Residential permits show an increase as of September 2007 (see Figure 4). An interesting development is the significant increase in multi-family permits. Continued building in the residential sector could contribute to some downside risks in housing. The additional building, combined with overall consumer credit tightening, may add to the supply of homes on the market, thus impacting overall property values. The potential of a softer labor market and higher adjustable mortgage payments in 2008 may represent the greatest threat to the local real estate market.

Figure 4
Residential Building Permits*

Figure 4

Labor Force Metrics

The southern Indiana metro counties observed higher unemployment rates during the first quarter of 2007, and rates for the second and third quarters have returned to levels similar to last year (see Figure 5). Even though third quarter unemployment rates are comparable to the third quarter of 2006, fewer people are employed in the four southern Indiana metropolitan counties. A troubling sign for the local economy's outlook is the size of the labor force and the number of people employed (see Figure 6 and Figure 7). The number employed during the third quarter is approximately 2,700 fewer than the previous year's third quarter, and the labor force shows a similar decline.

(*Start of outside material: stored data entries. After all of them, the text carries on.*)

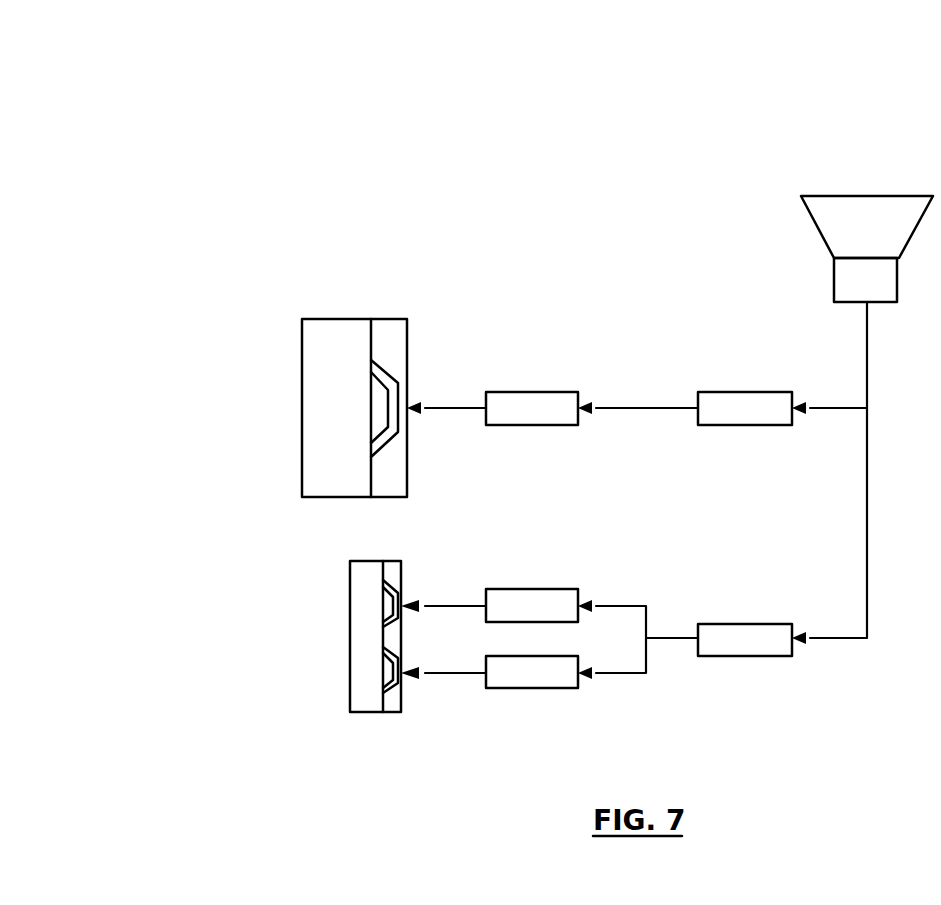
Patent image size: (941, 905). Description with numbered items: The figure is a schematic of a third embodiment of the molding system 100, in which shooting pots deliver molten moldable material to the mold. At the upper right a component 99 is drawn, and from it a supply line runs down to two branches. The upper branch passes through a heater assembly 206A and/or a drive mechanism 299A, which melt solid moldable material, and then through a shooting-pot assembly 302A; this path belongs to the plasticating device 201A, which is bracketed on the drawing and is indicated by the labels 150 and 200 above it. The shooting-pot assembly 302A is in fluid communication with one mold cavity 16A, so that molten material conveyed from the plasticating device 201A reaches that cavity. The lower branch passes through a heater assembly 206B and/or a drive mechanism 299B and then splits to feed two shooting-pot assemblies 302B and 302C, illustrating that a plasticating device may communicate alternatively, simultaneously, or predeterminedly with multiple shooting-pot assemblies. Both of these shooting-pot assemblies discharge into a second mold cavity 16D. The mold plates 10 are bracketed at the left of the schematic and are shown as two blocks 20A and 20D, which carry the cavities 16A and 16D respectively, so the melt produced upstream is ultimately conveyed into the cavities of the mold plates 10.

The mold plates 10 is at (208, 370).
The mold cavity 16A is at (392, 393).
The mold cavity 16D is at (393, 607).
The light guide panel 20A is at (302, 391).
The light guide panel 20D is at (350, 581).
The light source 99 is at (857, 196).
The molding system 100 is at (826, 88).
The optical system 150 is at (566, 196).
The optical assembly 200 is at (634, 265).
The plasticating device 201A is at (815, 324).
The shooting-pot assembly 302A is at (532, 392).
The shooting-pot assembly 302B is at (530, 589).
The shooting-pot assembly 302C is at (534, 688).
The heater assembly 206A is at (719, 373).
The drive mechanism 299A is at (734, 392).
The heater assembly 206B is at (737, 604).
The drive mechanism 299B is at (745, 624).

These two short-run movements in the data could suggest the possibility of discouraged workers and evidence of a pending slowdown.

Figure 5
Percent Change in Monthly Unemployment Rate* from Previous Year

Figure 5

Figure 6
Percent Change in Labor Force from Previous Year

Figure 6

Figure 7
Percent Change in Employment from Previous Year

Figure 7

2008 Outlook

Growth in employment for 2008 will continue, but at a slower pace than in recent years. The slowdown in the housing sector will likely continue through 2008 and may place additional downside risks to local property values and the retail sector. Further declines in the value of the dollar and stronger global growth will support local manufacturing, or at least minimize the decline in employment levels. Local manufacturing growth may be counter-balanced by the possibility of a downturn in national consumer spending. A big concern is continuing developments in the housing sector and the impact on the consumer side of the economy. Energy and food prices will continue to exert pressures on consumer spending. As a result, personal income will be an important number to monitor. Overall, the outlook for the Louisville metro and southern Indiana is neutral to positive. The entire region, however, will see a lower rate of overall job growth.